静岡市立日本平動物園の繁殖記録によれば、「母親以外にもオスや兄姉も一緒になって世話をした。授乳は横臥と座って後肢を前方に広げそこに子ども入れて行う2通りの方法で行い、赤ちゃんを運ぶときは1頭ずつくわえて運んだ。生後30日齢では親がマウスを持って行ってもしゃぶる程度であったが、生後40日齢ころバナナは自分で食べ始めた。生後50日齢でマウスを自分で殺すことができた」との報告があります。
野生におけるミーアキャットの寿命は8歳くらいですが、飼育下では12歳を超えることができます。
長寿記録としては1973年2月22日にシカゴのブルックフィールド動物園で生まれて、1993年10月11日にセントルイス動物園で死亡した個体(オス)の20歳7ヶ月があります。

外敵
人間以外では各地に生息するソウゲンワシ、ダルマワシ、コシジロウタオオタカなどの猛禽類が主な外敵となります。空中からの外敵に備えてグループ内の数匹は常に上空を見張っており、猛禽類の姿を発見すると鋭い警戒音を発して群れのメンバーを素早く巣穴に避難させます。この他にもセグロジャッカルやケープコブラそして、子どもは隣のグループのメンバーに殺されることもあります。

分類   食肉目 マングース科
マングース科をジャコウネコ科に含め、マングース亜科として分類する学者もいます。
分布   アフリカ南部(南アフリカ、アンゴラ、ナミビア、ボツアナ)
大きさ  
体長(頭胴長)
体重
尾長
25~31cm
620g~970g
19~24cm
絶滅危機の程度   ミーアキャットは主食が昆虫類や多足類など人間と競合しないことから、人家近くに生息し牧場などが被害を受けなれば駆除されないので、現在のところはまだ絶滅の恐れは少ないと判断され、国際自然保護連合(IUCN)発行の2011年版のレッドリストでは、低懸念種(LC)にランクされています。

主な参考文献
Estes, R.D.   The Behavior Guide to African Mammals.

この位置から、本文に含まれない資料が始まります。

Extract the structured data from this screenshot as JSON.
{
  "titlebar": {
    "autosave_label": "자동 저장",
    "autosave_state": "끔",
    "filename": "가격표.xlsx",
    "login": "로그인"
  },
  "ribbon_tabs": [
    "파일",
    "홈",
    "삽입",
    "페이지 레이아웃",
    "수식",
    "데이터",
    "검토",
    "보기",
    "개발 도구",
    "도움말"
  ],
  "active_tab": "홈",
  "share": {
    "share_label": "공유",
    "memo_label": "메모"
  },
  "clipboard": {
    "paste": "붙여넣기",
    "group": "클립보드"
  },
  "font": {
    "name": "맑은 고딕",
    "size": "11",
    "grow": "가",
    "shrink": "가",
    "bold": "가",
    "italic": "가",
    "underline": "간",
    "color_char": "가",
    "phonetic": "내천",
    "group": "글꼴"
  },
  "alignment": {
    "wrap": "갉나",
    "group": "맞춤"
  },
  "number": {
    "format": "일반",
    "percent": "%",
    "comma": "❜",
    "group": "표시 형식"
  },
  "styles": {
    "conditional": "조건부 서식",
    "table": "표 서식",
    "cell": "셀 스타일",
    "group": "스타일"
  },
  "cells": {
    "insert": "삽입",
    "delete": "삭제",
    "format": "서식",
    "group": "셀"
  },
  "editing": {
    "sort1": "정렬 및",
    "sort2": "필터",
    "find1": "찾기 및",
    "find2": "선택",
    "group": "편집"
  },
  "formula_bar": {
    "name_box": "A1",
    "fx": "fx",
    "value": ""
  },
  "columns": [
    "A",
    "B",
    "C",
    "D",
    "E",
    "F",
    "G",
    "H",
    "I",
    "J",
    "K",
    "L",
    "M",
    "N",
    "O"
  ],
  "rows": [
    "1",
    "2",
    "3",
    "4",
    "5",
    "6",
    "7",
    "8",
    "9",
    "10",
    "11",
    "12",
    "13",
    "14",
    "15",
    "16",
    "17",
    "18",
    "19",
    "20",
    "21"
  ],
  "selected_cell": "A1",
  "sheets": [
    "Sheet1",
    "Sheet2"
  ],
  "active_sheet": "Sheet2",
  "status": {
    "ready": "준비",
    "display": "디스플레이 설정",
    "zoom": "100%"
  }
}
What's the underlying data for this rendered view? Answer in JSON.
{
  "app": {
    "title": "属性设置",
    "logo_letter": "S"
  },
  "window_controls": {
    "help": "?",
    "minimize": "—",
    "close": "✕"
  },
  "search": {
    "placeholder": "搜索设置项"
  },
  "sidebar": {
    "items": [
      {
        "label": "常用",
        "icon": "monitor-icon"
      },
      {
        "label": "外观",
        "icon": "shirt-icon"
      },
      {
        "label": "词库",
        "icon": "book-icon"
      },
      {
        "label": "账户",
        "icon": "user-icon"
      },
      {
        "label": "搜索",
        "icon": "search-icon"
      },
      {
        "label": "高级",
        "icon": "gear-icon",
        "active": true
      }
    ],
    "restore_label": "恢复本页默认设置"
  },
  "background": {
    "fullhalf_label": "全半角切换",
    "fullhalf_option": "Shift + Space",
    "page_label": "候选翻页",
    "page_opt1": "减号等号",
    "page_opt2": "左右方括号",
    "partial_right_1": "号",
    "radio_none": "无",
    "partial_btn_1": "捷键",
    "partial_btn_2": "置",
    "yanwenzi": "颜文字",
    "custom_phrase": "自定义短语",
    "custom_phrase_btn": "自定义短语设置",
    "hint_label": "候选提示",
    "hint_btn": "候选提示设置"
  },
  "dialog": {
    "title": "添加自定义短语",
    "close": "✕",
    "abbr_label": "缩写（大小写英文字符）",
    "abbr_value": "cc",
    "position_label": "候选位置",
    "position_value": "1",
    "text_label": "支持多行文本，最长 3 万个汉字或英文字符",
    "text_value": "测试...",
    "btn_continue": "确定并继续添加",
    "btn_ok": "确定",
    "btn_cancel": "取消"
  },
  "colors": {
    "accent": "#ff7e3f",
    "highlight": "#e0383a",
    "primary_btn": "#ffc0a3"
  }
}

The University of California Press. 1991
今泉吉典 監修   世界哺乳類和名辞典 平凡社 1988.
Moira J. van Staaden   Mammalian Species . No.483, Suricata suricatta . The American Society of Mammalogists 1994.
Nowak, R. M.   Walker’s Mammals of the World, Six Edition Vol.1,
The Johns Hopkins University Press, Baltimore 1999.
Parker, S.P. (ed)   Grzimek’s Encyclopedia of Mammals, Volume 3, McGrow-Hill Publishing Company 1990.
佐野豊・三宅隆   ミーアキャットの飼育と繁殖 どうぶつと動物園 Vol.30 No.7
(財)東京動物園協会 1978.
祖谷勝紀・伊東員義   ジャコウネコ科の分類. In. 世界の動物 分類と飼育□2 食肉目: 今泉吉典 監修, ㈶東京動物園協会 1991.
Wilson, D. E. & Mittermeier, R. A.( ed)   Handbook of The Mammals of the World, 1. Carnivores, Lynx Edicions 2009.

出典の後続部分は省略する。